The chief among those critics was Ruskin, who wrote that with Nocturne in Black and  Gold (shown below) Whistler was “flinging a pot of paint in the public’s face.”   Whistler sued Ruskin for libel and won the suit but was awarded a trivial damage payment, much less than his share of the court costs. Later Whistler got more substantial satisfaction, selling the picture for 800 guineas.

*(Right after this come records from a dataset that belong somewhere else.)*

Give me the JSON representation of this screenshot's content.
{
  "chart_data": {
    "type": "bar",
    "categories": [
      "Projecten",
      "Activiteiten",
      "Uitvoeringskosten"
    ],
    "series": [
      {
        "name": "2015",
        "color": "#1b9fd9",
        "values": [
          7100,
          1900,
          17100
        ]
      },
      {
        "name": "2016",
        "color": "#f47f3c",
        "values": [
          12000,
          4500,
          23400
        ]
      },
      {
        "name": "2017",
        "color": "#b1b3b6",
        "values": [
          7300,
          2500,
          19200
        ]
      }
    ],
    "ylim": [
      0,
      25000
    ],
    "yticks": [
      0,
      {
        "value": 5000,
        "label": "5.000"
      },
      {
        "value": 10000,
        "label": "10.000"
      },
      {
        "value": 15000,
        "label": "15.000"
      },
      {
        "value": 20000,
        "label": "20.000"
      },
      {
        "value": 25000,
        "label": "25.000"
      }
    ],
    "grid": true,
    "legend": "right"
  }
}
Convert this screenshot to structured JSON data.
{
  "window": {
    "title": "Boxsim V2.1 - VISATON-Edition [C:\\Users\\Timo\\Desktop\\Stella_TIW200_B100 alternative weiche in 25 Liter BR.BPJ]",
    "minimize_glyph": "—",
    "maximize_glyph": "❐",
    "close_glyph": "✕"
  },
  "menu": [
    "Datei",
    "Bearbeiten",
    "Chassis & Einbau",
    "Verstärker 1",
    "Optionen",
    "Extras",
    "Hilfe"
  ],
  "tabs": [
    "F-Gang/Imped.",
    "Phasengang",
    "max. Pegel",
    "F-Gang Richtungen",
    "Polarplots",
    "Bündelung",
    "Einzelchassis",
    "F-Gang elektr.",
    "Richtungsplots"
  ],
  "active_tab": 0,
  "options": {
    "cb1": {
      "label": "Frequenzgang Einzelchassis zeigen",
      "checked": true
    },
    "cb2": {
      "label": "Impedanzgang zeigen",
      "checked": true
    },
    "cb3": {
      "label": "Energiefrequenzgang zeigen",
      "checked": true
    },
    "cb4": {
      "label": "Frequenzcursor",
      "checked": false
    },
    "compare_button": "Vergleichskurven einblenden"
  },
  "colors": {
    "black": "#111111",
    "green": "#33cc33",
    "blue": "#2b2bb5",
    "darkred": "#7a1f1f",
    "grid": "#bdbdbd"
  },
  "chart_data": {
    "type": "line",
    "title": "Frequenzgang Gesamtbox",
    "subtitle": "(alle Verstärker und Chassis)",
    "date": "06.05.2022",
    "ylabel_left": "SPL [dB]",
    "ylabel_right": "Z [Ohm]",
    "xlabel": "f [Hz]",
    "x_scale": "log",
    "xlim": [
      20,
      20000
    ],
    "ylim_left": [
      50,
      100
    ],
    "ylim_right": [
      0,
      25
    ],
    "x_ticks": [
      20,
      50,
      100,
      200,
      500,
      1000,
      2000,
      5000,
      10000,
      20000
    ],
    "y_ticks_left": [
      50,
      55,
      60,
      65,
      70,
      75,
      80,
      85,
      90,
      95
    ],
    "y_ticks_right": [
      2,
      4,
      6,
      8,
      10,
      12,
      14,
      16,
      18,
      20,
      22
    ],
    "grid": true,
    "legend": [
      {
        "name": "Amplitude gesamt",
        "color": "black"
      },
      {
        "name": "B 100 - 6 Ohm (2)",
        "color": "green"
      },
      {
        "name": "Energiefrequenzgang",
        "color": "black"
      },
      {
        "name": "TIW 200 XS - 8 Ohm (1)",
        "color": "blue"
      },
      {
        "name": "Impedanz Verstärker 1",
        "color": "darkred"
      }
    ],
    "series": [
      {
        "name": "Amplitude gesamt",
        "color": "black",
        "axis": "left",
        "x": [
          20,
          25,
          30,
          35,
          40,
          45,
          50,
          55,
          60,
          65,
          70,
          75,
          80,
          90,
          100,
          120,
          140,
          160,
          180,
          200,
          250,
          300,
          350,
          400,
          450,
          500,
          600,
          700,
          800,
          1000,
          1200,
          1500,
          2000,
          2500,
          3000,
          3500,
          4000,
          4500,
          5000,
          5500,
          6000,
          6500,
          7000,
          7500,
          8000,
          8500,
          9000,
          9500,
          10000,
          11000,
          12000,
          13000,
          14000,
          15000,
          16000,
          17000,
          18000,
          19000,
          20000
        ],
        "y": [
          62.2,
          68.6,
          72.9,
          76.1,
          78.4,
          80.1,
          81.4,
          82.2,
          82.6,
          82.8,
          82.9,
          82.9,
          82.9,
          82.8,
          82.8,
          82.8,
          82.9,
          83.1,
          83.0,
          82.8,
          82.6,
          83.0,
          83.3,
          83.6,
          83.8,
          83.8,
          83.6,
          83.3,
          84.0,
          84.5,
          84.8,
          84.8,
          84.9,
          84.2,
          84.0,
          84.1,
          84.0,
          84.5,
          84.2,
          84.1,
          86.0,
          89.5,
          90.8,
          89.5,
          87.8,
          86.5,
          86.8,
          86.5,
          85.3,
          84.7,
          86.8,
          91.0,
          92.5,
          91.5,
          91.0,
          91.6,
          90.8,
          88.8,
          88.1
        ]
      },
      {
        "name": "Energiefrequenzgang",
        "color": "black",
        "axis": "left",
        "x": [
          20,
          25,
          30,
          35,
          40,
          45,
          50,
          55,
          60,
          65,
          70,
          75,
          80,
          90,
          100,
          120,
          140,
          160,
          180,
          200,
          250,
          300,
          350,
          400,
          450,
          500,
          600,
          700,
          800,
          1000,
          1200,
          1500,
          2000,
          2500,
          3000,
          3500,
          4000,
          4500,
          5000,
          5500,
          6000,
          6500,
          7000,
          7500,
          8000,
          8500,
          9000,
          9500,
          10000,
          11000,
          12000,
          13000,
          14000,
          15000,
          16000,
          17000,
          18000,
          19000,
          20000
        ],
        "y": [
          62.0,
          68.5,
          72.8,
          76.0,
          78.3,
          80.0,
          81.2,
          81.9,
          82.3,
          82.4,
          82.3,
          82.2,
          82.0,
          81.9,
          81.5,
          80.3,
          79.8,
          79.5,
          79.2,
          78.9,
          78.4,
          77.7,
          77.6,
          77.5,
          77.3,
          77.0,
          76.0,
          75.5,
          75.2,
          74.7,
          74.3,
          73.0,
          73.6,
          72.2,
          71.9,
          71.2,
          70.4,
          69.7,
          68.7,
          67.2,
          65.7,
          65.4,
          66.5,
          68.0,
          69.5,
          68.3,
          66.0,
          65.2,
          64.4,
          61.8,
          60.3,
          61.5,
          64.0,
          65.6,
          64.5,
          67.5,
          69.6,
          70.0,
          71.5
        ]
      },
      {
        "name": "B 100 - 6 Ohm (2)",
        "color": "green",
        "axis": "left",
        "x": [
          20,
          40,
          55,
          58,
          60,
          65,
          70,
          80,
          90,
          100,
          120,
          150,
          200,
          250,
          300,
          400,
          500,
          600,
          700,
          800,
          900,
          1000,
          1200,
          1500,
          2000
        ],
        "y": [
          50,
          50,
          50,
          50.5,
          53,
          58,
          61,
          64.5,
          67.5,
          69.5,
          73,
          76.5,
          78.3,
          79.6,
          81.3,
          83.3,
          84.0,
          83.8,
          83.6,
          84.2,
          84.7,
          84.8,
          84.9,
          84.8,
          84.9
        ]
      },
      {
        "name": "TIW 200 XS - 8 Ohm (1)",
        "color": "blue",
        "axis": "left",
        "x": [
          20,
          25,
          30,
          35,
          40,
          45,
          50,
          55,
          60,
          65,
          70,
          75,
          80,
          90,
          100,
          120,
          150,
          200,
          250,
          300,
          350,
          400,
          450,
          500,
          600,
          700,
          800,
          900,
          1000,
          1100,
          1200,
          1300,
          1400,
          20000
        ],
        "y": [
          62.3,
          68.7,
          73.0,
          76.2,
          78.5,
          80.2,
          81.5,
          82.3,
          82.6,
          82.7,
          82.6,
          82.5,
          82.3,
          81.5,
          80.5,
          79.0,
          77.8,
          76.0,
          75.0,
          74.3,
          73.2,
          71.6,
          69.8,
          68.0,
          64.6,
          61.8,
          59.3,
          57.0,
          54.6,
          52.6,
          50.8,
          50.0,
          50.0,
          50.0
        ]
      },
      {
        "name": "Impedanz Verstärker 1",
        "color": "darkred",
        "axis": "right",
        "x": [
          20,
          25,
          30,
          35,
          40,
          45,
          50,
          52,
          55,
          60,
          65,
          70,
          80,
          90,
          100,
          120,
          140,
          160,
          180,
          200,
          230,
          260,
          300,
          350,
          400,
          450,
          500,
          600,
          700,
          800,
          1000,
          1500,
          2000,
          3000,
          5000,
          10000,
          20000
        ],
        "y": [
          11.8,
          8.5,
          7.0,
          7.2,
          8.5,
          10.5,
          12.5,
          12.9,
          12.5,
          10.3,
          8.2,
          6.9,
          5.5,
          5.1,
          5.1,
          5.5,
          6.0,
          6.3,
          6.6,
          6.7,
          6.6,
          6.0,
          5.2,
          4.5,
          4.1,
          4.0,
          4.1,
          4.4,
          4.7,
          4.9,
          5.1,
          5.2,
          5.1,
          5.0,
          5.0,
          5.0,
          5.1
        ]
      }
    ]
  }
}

Nocturne in Black and Gold: The Falling Rocket James McNeill Whistler, 1875 oil on panel The Detroit Institute of Art photo in public domain from Wikimedia Commons

Nocturne in Black and Gold: The Falling Rocket
James McNeill Whistler, 1875
oil on panel
The Detroit Institute of Art
photo in public domain from Wikimedia Commons

In addition to Nocturne, Whistler often used other musical terms, like Symphony or Harmony, to title his paintings. We recall Jenkin’s description of Pamela Fitton’s crimson and peacock blue blouse  contrasting with Tiepolo’s colors with “dissonance as much as harmony” [TK 88] and wonder if Powell was thinking of Whistler when he wrote this description. Of course, harmony has shades of meaning, which Powell explores in the last volumes of Dance.